![](https://ugm.ac.id/wp-content/uploads/2014/07/21071414059243611771216300-682x510.jpg)
Lembaga Administrasi Negara Republik Indonesia (LAN RI) bersama Institut of Governance and Public Affairs (IGPA) Magister Administrasi Publik (MAP) FISIPOL UGM berencana menyampaikan tiga rekomendasi arsitektur kabinet 2014-2019 kepada presiden terpilih nantinya. Rekomendasi tersebut diharapkan dapat menciptakan tatakelola pemerintahan yang lebih efektif, efisien, dan akuntabel.
Tri Widodo Wahyu Utomo, SH., M.A., Deputi Bidang Inovasi Administrasi Negara,Pusat Inovasi Kelembagaan dan Sumber Daya Aparatur mengatakan postur kelembagaan pemerintah pusat meliputi kementrian, lembaga pemerintah non kementrian, lembaga non struktural, dan sekretariat lembaga negara saat ini masih belum tepat ukur (rightsized) dengan kebutuhan dan beban kerja organisasi. Sementara keberadaan UU No. 39 Tahun 2009 tentang Kementrian Negara masih belum mampu menghadirkan potret kelembagaan pusat yang tepat ukuran, tepat fungsi, efisien, dan efektif. Bahkan jumlah kelembagaan pemerintah pusat terus mengalami penambahan signifikan, terutama pada lembaga non struktural.
“Dalam kabinet Indonesia Bersatu Jilid II terdapat 34 kementrian. Namun kinerjanya tidak efisien, over laping, dan tidak maksimal. Untuk itu kami mengajukan tiga opsi arsitektur kabinet 2014-2019,” jelasnya, Senin (21/7) dalam diskusi publik “Arsitektur Kabinet 2014-2019: Meretas Jalan Pemerintahan Baru”, di Gedung MAP UGM.
Tri Widodo mengatakan banyaknya kelembagaan pada pemerintah pusat di Indonesia tidak hanya mempersulit koordinasi antarkementrian maupun lembaga. Namun, dengan struktur organisasi yang membengkak menyebabkan pemerintahan tidak berjalan secara efektif.

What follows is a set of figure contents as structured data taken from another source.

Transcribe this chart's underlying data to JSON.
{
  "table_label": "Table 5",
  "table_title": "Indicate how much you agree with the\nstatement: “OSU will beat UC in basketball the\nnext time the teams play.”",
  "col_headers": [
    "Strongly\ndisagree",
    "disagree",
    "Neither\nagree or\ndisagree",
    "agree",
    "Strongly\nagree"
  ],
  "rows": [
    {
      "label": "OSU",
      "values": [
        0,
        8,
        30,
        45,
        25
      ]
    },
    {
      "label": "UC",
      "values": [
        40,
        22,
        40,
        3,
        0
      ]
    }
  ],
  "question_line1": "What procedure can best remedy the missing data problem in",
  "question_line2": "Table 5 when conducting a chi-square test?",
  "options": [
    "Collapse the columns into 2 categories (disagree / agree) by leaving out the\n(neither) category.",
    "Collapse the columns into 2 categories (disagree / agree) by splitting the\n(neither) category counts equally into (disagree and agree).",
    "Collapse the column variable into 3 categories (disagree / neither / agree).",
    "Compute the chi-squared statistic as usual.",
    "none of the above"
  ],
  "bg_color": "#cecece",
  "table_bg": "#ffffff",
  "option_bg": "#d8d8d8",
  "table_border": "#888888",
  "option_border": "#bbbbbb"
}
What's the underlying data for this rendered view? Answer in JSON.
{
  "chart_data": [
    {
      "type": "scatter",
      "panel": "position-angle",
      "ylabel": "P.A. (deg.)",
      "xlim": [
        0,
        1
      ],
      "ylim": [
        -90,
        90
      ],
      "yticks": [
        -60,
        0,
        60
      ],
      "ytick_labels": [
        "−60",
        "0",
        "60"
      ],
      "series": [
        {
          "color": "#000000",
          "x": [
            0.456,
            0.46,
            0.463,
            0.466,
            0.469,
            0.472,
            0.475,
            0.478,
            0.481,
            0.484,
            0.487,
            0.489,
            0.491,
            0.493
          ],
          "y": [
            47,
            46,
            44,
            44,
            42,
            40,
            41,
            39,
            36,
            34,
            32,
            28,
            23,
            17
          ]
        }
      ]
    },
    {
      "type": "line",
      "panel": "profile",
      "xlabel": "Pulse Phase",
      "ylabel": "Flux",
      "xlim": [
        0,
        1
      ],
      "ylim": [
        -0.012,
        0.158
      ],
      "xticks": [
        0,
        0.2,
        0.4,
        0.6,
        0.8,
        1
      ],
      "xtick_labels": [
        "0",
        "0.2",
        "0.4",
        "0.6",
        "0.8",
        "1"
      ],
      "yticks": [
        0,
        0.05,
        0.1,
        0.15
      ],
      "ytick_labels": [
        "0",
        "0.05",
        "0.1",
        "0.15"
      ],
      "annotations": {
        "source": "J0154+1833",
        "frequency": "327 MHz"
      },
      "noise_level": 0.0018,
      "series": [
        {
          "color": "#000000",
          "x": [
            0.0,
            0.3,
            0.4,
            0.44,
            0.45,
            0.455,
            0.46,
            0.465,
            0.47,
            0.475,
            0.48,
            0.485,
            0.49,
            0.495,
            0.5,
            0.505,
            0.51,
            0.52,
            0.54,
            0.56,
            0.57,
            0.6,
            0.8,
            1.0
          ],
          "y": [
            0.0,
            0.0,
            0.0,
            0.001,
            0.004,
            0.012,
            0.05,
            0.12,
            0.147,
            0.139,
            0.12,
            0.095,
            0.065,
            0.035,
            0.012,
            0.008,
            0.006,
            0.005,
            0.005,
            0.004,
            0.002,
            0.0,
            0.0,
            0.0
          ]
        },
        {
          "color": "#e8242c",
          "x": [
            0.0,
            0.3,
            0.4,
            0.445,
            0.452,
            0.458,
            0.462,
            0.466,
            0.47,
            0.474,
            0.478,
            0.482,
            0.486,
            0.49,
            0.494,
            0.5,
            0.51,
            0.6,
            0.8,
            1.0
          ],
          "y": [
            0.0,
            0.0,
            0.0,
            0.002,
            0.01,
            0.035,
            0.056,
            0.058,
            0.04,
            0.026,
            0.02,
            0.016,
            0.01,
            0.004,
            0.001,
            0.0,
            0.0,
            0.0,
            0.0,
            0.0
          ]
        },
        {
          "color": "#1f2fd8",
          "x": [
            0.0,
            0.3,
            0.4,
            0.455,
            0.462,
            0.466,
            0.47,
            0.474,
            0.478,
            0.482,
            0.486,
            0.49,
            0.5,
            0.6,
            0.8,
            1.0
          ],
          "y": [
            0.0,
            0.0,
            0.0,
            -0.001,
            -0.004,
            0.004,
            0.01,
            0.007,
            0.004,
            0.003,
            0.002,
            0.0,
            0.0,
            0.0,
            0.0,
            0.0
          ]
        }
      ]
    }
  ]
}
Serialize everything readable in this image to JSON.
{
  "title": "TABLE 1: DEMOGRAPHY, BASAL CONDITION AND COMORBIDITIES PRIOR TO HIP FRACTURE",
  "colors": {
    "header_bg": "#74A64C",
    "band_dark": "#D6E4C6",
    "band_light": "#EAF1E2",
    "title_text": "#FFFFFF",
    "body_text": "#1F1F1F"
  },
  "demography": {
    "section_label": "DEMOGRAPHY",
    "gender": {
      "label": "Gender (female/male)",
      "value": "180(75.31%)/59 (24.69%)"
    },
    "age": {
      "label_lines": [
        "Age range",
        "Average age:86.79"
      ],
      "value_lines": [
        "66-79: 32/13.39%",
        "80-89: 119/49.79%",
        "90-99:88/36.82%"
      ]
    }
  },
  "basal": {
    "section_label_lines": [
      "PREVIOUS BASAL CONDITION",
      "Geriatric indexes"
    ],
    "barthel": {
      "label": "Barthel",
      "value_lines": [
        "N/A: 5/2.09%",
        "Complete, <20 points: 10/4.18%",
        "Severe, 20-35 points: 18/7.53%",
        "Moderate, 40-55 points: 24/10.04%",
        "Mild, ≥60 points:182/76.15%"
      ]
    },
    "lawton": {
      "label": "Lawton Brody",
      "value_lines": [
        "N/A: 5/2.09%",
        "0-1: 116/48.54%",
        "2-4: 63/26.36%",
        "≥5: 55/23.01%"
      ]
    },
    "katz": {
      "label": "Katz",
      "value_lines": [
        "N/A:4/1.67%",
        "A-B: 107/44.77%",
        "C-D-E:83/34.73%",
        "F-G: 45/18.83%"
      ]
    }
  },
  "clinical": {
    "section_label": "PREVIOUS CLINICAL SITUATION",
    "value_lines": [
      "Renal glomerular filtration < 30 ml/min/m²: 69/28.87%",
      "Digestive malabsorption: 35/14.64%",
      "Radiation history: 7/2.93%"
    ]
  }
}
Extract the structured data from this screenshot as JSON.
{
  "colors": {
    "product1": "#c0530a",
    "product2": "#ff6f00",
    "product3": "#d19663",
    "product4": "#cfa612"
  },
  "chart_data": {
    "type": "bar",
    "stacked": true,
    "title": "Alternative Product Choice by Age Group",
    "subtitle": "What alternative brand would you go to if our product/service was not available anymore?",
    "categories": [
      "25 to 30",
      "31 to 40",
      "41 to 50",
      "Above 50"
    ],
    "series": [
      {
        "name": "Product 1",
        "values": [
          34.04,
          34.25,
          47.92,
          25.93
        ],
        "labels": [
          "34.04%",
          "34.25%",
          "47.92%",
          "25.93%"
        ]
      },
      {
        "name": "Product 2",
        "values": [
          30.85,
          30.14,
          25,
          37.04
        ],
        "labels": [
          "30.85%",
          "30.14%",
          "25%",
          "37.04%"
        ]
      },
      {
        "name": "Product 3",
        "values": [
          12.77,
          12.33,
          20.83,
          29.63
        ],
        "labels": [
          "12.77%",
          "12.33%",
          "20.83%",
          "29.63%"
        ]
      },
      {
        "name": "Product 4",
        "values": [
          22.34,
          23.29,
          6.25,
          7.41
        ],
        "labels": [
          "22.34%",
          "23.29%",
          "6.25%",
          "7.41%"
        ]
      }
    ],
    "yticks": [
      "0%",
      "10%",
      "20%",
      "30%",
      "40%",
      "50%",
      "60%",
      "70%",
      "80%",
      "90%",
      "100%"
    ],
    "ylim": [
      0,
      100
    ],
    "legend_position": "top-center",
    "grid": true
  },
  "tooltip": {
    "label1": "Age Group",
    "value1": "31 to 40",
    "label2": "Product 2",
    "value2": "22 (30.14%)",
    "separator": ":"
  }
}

“Setiap masalah selalu dijawab dengan penambahan struktur, anggaran, SDM, seolah itu adalah solusinya. Padahal dengan berbagai penambahan tersebut justru menciptakan persoalan baru yang menyebabkan tumpang tindih tugas dan fungsi antar lembaga pemerintah dan menimbulkan biaya tinggi,” terangnya.
Menurutnya birokrasi Indonesia saat ini berada dalam kondisi regulation trap atau jebakan regulasi. Hal ini terlihat dari semakin banyaknya peraturan yang dibuat di era desentralisasi dan reformasi. Sementara tingkat kepatuhan kementrian dan lembaga negara terhadap regulasi rendah.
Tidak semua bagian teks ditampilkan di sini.